I love when every time I look at a nativity scene or hear a CHRISTmas song I get a tingly excited feeling.  I LOVE the wonder that comes with the realization that GOD became MAN.  That He intimately knows that life we lead because he's walked it.  I love that Easter is already in my mind when I think about Christmas.
Today I was searching for songs, planning for Sunday Morning when I came across this gem that I've never heard before.  After singing and grinning and generally acting like I'm 5 again, I could care less about Christmas Shopping stress!  Thank you LORD, I'm praising YOU this Christmas!
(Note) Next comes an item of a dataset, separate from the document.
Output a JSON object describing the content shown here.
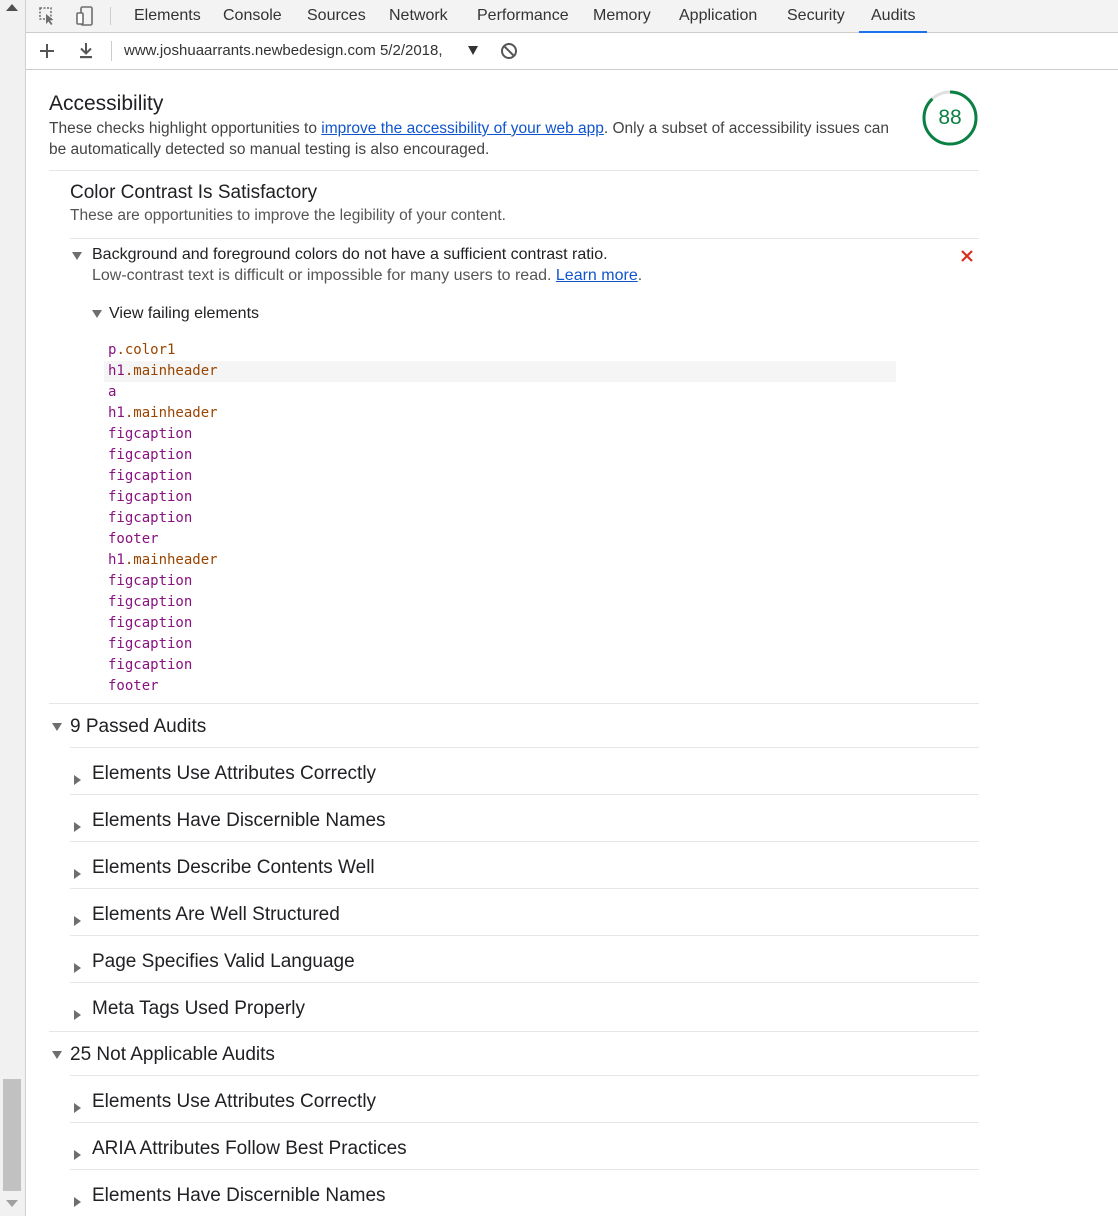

Born unto us this day a Savior Gifted from heaven to a manger The hope of the world A light for all mankind All of the earth rejoice It’s Christmas time So lift up your voice and sing out His praise It’s Christmas Born is the King, rejoice in the day It’s Christmas Make a joyful sound It’s Christmas Let His praise resound It’s Christmas Goodwill to all the earth And peace divine All of the earth rejoice It’s Christmas time It’s Christmas time So lift up your voice and sing out His praise It’s Christmas Born is the King, rejoice in the day It’s Christmas Make a joyful sound It’s Christmas

Monday, November 12, 2012

Love isn't a feeling...

...it's a choice.
Or so the saying goes.
The thing is, it IS a feeling!  A beautiful glorious heart palpitating feeling that makes you want to be better, do better, hug more, say sweet words, be close...the list goes on.
BUT...
Sometimes we don't feel loving.  Our kids are crazy, my husband is strange, my friend is thoughtless, the cashier is rude...I'm not feeling it.  Love feels dead.  There's nothing there.
THAT is when love is a choice!  That's when we have the hard decision to make, am I going to go with what feels good right now?  Or am I going to love when I don't feel like loving and aim for something down the road?
This is when I really think that only God can achieve the desired outcome.  I cannot love people on my own.  I feel stuff.  I'm all over the place, and if I ran my life on my own, following MY passions...my life would have looked very, very different.  And so I plug into God and I ask Him to do what I can't and love through me when I think it's impossible.
And I think I'm going to change the saying to, WHEN love isn't a feeling, it's a choice!

Wednesday, November 07, 2012

Discernment...

It was so easy when our kids were little, when something is not good for them I just said "no".  If they disobey, I put them in time-out or give them a consequence.  End of story.
As our kids are creeping up to the tween years I'm quickly realizing that my approach is no longer going to work.  Kids want to start making their own decisions, their own mistakes.  They want some say, some control.
It's terrifying.
How in the world do we teach our kids to discern in this world of grey areas what is right and wrong, helpful or not helpful, Godly or leading them down a destructive path?
How do we keep up with 3 kids thoughts and feelings and direct each one in the way they should go?
Parenting is a much bigger job than I thought when I was 25, and it'll bring me to my knees more times than I'm gonna be able to count I think.